Perawat harus mengetahui karakteristik umum obat dalam setiap golongan. Setiap
golongan obat memiliki implikasi keperawatan untuk pemberian dan pemantauan yang tepat.
Misalnya, Implikasi keperawatan yang berhubungan dengan pemberian diuretik yaitu memantau
masukan dan haluaran cairan,menimbang barat badan klien setiap hari, mengkaji adanya edema
pada jaringan tubuh, dan memantau kadar elektrolit serum.
TBC adalah contoh penyakit menular yang disebabkan oleh bakteri, flu merupakan infeksi
virus, athlete’s foot merupakan infeksi yang disebabkan oleh jamur, sementara malaria
disebabkan oleh parasit melalui gigitan nyamuk. Berbagai penyakit infeksi menular ini bisa
menyebar secara langsung maupun tidak langsung. Tiga cara penyebaran penyakit menular
secara langsung adalah:
a. Antar individu, yaitu ketika seseorang yang terinfeksi menyentuh, mencium, bersin, atau
batuk di sekitar orang yang tidak terinfeksi. Berbagai jenis mikroorganisme ini juga bisa
berpindah melalui darah, seperti lewat transfusi darah atau jarum suntik yang dipakai
bersama. Penularan antar individu yang terjadi lewat cairan tubuh, seperti misalnya
ketika penderita melakukan hubungan seksual, dan menyebabkan penyakit menular
seksual.
b. Ibu kepada janin yang dikandungnya, yaitu melalui plasenta atau didapatkan dari vagina
ibu ketika bayi dilahirkan.
c. Binatang kepada manusia, yaitu melalui cakaran atau gigitan hewan yang ditemui atau
hewan peliharaan yang telah terinfeksi. Anda juga bisa terinfeksi toksoplasmosis ketika
membersihkan kotoran kucing peliharaan.
Penyebaran penyakit infeksi secara tidak langsung bisa terjadi karena kuman dapat tetap
hidup pada benda-benda, seperti keran, gagang pintu, atau permukaan meja yang telah tersentuh
oleh penderita penyakit infeksi menular. Cara penyebaran lainnya adalah:
a. Makanan dan air yang terkontaminasi kuman, misalnya bakteri coli yang hidup pada
daging yang tidak dimasak atau tidak diolah dengan baik, atau Hepatitis A akibat sanitasi
yang buruk saat mengolah makanan maupun minuman.

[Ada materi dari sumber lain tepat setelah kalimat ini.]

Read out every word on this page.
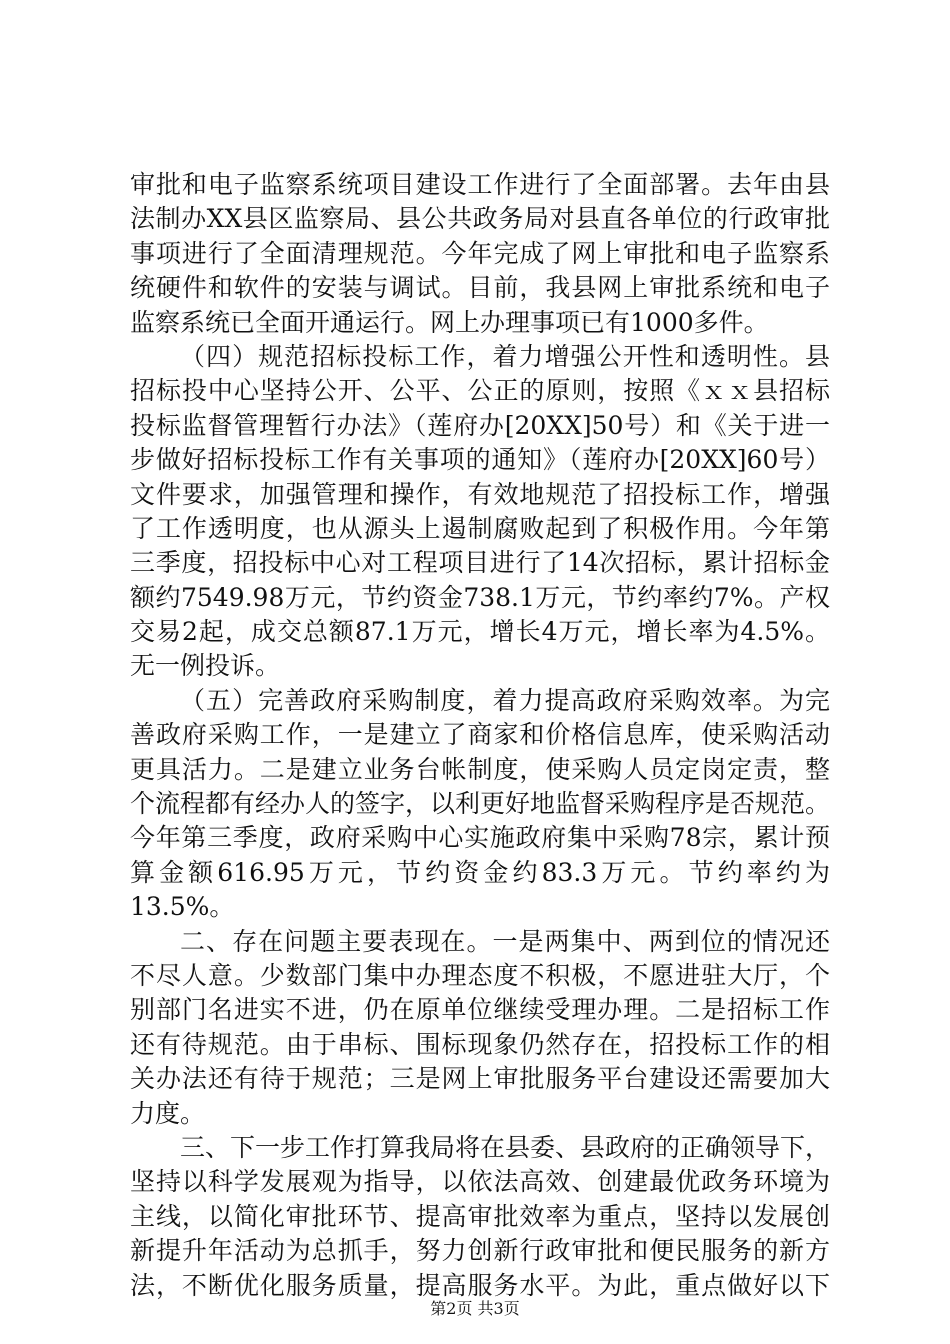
审批和电子监察系统项目建设工作进行了全面部署。去年由县
法制办XX县区监察局、县公共政务局对县直各单位的行政审批
事项进行了全面清理规范。今年完成了网上审批和电子监察系
统硬件和软件的安装与调试。目前，我县网上审批系统和电子
监察系统已全面开通运行。网上办理事项已有1000多件。
（四）规范招标投标工作，着力增强公开性和透明性。县
招标投中心坚持公开、公平、公正的原则，按照《ｘｘ县招标
投标监督管理暂行办法》（莲府办[20XX]50号）和《关于进一
步做好招标投标工作有关事项的通知》（莲府办[20XX]60号）
文件要求，加强管理和操作，有效地规范了招投标工作，增强
了工作透明度，也从源头上遏制腐败起到了积极作用。今年第
三季度，招投标中心对工程项目进行了14次招标，累计招标金
额约7549.98万元，节约资金738.1万元，节约率约7%。产权
交易2起，成交总额87.1万元，增长4万元，增长率为4.5%。
无一例投诉。
（五）完善政府采购制度，着力提高政府采购效率。为完
善政府采购工作，一是建立了商家和价格信息库，使采购活动
更具活力。二是建立业务台帐制度，使采购人员定岗定责，整
个流程都有经办人的签字，以利更好地监督采购程序是否规范。
今年第三季度，政府采购中心实施政府集中采购78宗，累计预
算金额616.95万元，节约资金约83.3万元。节约率约为
13.5%。
二、存在问题主要表现在。一是两集中、两到位的情况还
不尽人意。少数部门集中办理态度不积极，不愿进驻大厅，个
别部门名进实不进，仍在原单位继续受理办理。二是招标工作
还有待规范。由于串标、围标现象仍然存在，招投标工作的相
关办法还有待于规范；三是网上审批服务平台建设还需要加大
力度。
三、下一步工作打算我局将在县委、县政府的正确领导下，
坚持以科学发展观为指导，以依法高效、创建最优政务环境为
主线，以简化审批环节、提高审批效率为重点，坚持以发展创
新提升年活动为总抓手，努力创新行政审批和便民服务的新方
法，不断优化服务质量，提高服务水平。为此，重点做好以下
第2页 共3页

b. Gigitan serangga, misalnya nyamuk, kutu maupun kutu rambut yang menggigit penderita
lalu menggigit Anda. Skabies misalnya, tungau ini bisa menyebabkan kudis yang perlu
diwaspadai karena dapat mewabah dengan mudah pada komunitas yang tinggal bersama
seperti di asrama atau pesantren.
Penyakit infeksi akan lebih mudah terjadi jika Anda memiliki sistem kekebalan tubuh yang
rendah, misalnya akibat obat-obatan tertentu yang menekan sistem kekebalan tubuh, menderita
kanker, HIV/AIDS, atau gangguan pada sistem kekebalan tubuh.
2.3 Kontaminasi
suatu kondisi terjadinya percampuran/ pencemaran terhadap sesuatu oleh unsur lain yang
memberikan efek tertentu, biasanya berdampak buruk. Komponen yang menyebabkan terjadinya
kontaminasi sangat beragam, baik itu benda mati ataupun mahluk hidup. Kontaminan yang
berasal dari benda mati misalnya senyawa kimia dan kotoran. Sedangkan kontaminan yang
berasal dari mahluk hidup misalnya mikroba.

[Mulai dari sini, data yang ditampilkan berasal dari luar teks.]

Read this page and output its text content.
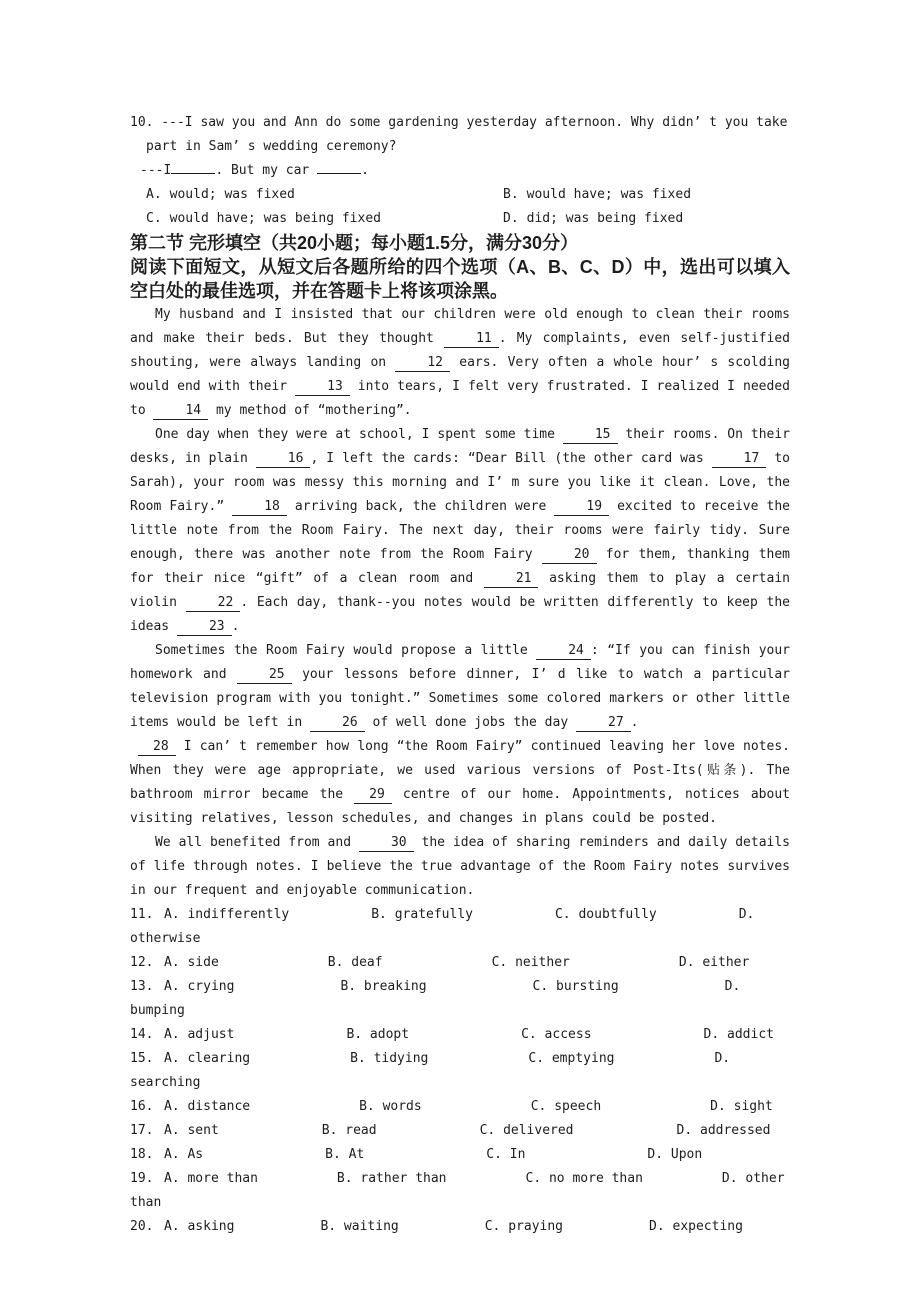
10. ---I saw you and Ann do some gardening yesterday afternoon. Why didn’ t you take
part in Sam’ s wedding ceremony?
---I	. But my car	.
A. would; was fixed	B. would have; was fixed
C. would have; was being fixed	D. did; was being fixed
第二节 完形填空（共20小题；每小题1.5分，满分30分）
阅读下面短文，从短文后各题所给的四个选项（A、B、C、D）中，选出可以填入空白处的最佳选项，并在答题卡上将该项涂黑。

My husband and I insisted that our children were old enough to clean their rooms and make their beds. But they thought 11 . My complaints, even self-justified shouting, were always landing on 12 ears. Very often a whole hour’ s scolding would end with their 13 into tears, I felt very frustrated. I realized I needed to 14 my method of “mothering”.

One day when they were at school, I spent some time 15 their rooms. On their desks, in plain 16 , I left the cards: “Dear Bill (the other card was 17 to Sarah), your room was messy this morning and I’ m sure you like it clean. Love, the Room Fairy.” 18 arriving back, the children were 19 excited to receive the little note from the Room Fairy. The next day, their rooms were fairly tidy. Sure enough, there was another note from the Room Fairy 20 for them, thanking them for their nice “gift” of a clean room and 21 asking them to play a certain violin 22 . Each day, thank--you notes would be written differently to keep the ideas 23 .

Sometimes the Room Fairy would propose a little 24 : “If you can finish your homework and 25 your lessons before dinner, I’ d like to watch a particular television program with you tonight.” Sometimes some colored markers or other little items would be left in 26 of well done jobs the day 27 .

28 I can’ t remember how long “the Room Fairy” continued leaving her love notes. When they were age appropriate, we used various versions of Post-Its(贴条). The bathroom mirror became the 29 centre of our home. Appointments, notices about visiting relatives, lesson schedules, and changes in plans could be posted.

We all benefited from and 30 the idea of sharing reminders and daily details of life through notes. I believe the true advantage of the Room Fairy notes survives in our frequent and enjoyable communication.

11. A. indifferently	B. gratefully	C. doubtfully	D. otherwise
12. A. side	B. deaf	C. neither	D. either
13. A. crying	B. breaking	C. bursting	D. bumping
14. A. adjust	B. adopt	C. access	D. addict
15. A. clearing	B. tidying	C. emptying	D. searching
16. A. distance	B. words	C. speech	D. sight
17. A. sent	B. read	C. delivered	D. addressed
18. A. As	B. At	C. In	D. Upon
19. A. more than	B. rather than	C. no more than	D. other than
20. A. asking	B. waiting	C. praying	D. expecting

Infeksi nosokomial adalah istilah yang merujuk pada suatu infeksi yang berkembang di
lingkungan rumah sakit. Artinya, seseorang dikatakan terkena infeksi nosokomial apabila
penularannya didapat ketika berada di rumah sakit. Termasuk juga infeksi yang terjadi di rumah
sakit dengan gejala yang baru muncul saat pasien pulang ke rumah, dan infeksi yang terjadi pada
pekerja di rumah sakit.
Infeksi nosokomial terjadi di seluruh dunia dan berpengaruh buruk pada kondisi
kesehatan di negara-negara miskin dan berkembang. Selain itu, infeksi nosokomial termasuk
salah satu penyebab terbesar kematian pada pasien yang menjalani perawatan di rumah sakit.
Infeksi nosokomial bisa menyebabkan pasien terkena bermacam-macam penyakit dengan
gejala yang berbeda-beda. Beberapa penyakit yang paling sering terjadi akibat infeksi
nosokomial adalah:
a. Infeksi aliran darah primer (IADP).
b. Pneumonia.
c. Infeksi saluran kemih (ISK).
d. Infeksi luka operasi (ILO).
2. Kondisi Pasien
Selain bakteri, kondisi dari pasien tersebut juga memengaruhi dapat atau tidaknya terkena
infeksi nosokomial. Beberapa kondisi pasien yang membuat lebih mudah terserang
infeksi nosokomial:
a. Usia. Pasien lansia (usia di atas 70 tahun) dan bayi lebih mudah terserang infeksi
nosokomial.
b. Daya tahan tubuh dan penyakit yang dimiliki. Pasien dengan penyakit kronis
seperti diabetes, gagal ginjal, dan kanker meningkatkan risiko seseorang terkena
infeksi nosokomial. Keadaan akut seperti koma, gagal ginjal akut, cedera berat
(seperti habis kecelakaan atau luka bakar), dan syok juga berkontribusi dalam
meningkatkan risiko infeksi nosokomial. Kondisi yang mengakibatkan daya tahan
tubuh turun seperti pada penyakit HIV/AIDS, malnutrisi, dan menggunakan obat-
obatan yang dapat menurunkan daya tahan tubuh. (misalnya: immnunosuppresant,
kemoterapi) akan meningkatkan risiko terkena infeksi nosokomial.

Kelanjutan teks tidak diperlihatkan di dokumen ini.